Here the Son is indeed identified as the first Paternal gift, but were he not also the Logos who needed to be “remembered” and interpreted as word by the Holy Spirit, then he would not really be gift at all, since this requires a reception, and the Filial reception is identical to the Paternal outpouring. A closed mutuality of Father and Son would collapse into an impersonal, substantive egotism, were it not for their combined will to share the experience of being infinitely loved with Richard of St. Victor’s Condilectus.

In this way, the Holy Spirit turns out to be at once supremely gift, reflexive spirit, the principle of life, and the ground of the unity of being. In order that the divine essence be not elevated over the persons or identified with the Father, it must be personally expressed as the Holy Spirit.

Thereby Fr. López caps his profound and yet most engaging reflections with the thesis that we cannot conceive of the metaphysical unity of being adequately as monistic act, but must conceive of it as the unity both emergent with and yet presumed by gift-exchange, in the sense of an exchange always already begun.
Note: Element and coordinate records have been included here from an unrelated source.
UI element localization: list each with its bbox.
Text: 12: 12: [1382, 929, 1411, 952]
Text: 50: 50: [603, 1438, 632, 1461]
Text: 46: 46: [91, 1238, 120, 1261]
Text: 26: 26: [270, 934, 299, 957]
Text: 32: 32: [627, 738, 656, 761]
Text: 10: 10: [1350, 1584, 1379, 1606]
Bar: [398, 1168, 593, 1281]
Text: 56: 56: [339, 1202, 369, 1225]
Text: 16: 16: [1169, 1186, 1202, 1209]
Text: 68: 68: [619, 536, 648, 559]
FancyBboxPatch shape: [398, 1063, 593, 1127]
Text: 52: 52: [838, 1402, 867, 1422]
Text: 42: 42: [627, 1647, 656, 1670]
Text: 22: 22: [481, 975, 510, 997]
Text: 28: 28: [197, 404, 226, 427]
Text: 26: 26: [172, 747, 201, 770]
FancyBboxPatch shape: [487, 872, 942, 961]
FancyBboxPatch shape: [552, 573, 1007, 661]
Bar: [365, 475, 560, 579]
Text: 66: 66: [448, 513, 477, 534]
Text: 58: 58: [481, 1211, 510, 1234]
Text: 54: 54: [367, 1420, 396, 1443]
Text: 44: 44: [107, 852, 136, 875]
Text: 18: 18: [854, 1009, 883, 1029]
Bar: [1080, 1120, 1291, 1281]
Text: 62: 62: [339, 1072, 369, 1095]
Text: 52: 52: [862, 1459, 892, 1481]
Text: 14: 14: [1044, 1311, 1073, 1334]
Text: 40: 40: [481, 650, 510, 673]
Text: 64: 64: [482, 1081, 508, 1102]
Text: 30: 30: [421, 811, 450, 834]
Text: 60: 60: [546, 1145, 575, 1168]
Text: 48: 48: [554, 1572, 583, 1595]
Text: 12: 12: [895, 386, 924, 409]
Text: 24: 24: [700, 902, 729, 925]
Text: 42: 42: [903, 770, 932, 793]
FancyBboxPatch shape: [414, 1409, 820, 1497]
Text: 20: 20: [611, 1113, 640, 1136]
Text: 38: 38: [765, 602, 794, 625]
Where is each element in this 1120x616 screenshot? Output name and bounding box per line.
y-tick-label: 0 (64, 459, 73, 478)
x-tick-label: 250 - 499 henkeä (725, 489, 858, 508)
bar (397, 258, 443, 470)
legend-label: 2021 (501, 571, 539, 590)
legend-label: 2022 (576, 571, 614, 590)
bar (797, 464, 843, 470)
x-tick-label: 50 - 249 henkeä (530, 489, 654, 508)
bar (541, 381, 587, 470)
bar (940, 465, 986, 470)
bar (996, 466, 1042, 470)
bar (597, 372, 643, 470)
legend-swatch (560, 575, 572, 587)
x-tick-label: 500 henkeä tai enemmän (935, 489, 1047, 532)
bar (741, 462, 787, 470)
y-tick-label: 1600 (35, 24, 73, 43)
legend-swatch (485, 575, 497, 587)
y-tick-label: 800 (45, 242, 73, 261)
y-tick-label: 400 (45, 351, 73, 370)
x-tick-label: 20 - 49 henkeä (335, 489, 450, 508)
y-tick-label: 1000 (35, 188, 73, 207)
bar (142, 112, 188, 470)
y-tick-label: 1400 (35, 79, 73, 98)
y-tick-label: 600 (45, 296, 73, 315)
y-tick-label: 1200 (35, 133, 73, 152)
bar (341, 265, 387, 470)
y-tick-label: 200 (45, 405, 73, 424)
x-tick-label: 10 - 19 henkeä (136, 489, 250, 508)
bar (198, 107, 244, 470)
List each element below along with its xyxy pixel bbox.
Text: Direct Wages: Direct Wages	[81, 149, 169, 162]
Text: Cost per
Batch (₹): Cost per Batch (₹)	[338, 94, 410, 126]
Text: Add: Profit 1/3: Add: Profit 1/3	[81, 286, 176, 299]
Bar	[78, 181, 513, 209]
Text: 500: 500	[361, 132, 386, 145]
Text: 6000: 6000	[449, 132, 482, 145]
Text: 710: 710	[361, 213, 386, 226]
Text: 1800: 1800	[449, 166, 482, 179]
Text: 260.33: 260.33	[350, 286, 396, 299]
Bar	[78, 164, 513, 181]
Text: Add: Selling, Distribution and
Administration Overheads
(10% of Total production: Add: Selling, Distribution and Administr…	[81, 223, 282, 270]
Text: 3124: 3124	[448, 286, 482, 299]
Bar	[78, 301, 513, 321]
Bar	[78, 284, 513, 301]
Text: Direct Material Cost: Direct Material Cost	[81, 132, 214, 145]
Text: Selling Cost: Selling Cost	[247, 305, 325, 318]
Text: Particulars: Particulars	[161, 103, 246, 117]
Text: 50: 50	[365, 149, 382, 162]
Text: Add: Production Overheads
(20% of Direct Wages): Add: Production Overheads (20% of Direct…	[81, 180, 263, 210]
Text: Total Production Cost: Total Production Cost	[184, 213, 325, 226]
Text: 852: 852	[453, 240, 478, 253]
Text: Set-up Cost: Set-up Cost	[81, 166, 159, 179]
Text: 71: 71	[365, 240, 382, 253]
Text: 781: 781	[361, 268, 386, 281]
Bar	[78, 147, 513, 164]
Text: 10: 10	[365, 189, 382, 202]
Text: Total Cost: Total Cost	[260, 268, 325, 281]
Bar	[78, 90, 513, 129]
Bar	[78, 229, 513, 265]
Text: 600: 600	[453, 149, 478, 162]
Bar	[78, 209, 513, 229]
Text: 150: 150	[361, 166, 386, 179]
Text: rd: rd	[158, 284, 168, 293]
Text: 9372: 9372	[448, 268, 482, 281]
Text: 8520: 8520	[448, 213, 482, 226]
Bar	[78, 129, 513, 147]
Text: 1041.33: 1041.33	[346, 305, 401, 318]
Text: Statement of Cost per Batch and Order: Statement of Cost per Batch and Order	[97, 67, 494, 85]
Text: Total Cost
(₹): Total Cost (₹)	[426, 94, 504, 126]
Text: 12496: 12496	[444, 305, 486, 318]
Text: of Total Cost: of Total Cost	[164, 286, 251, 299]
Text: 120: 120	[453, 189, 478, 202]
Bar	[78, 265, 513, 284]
This process only has a “beginning” in the infinite, which is properly speaking never begun at all.

The suggestion would seem to be that it is the revelation of the Trinity through the divine economy of times that alone allows us to complete our obscure philosophical intuitions as to the priority of gift for both being and human social existence.

I find all this thoroughly compelling in the way that the simple and manifest truth is self-evident as radiating forth. Reading this book confirmed me in the sense that the current Catholic intellectual project is by far the most coherent one available in the world today and actually the one that manages to make most sense of the best specifically contemporary intuitions and realizations. It gives me profound hope that in the current century this project will be able to recover and rethink the Western tradition in a way that could even (in the face of increasing global catastrophe) prove universally persuasive.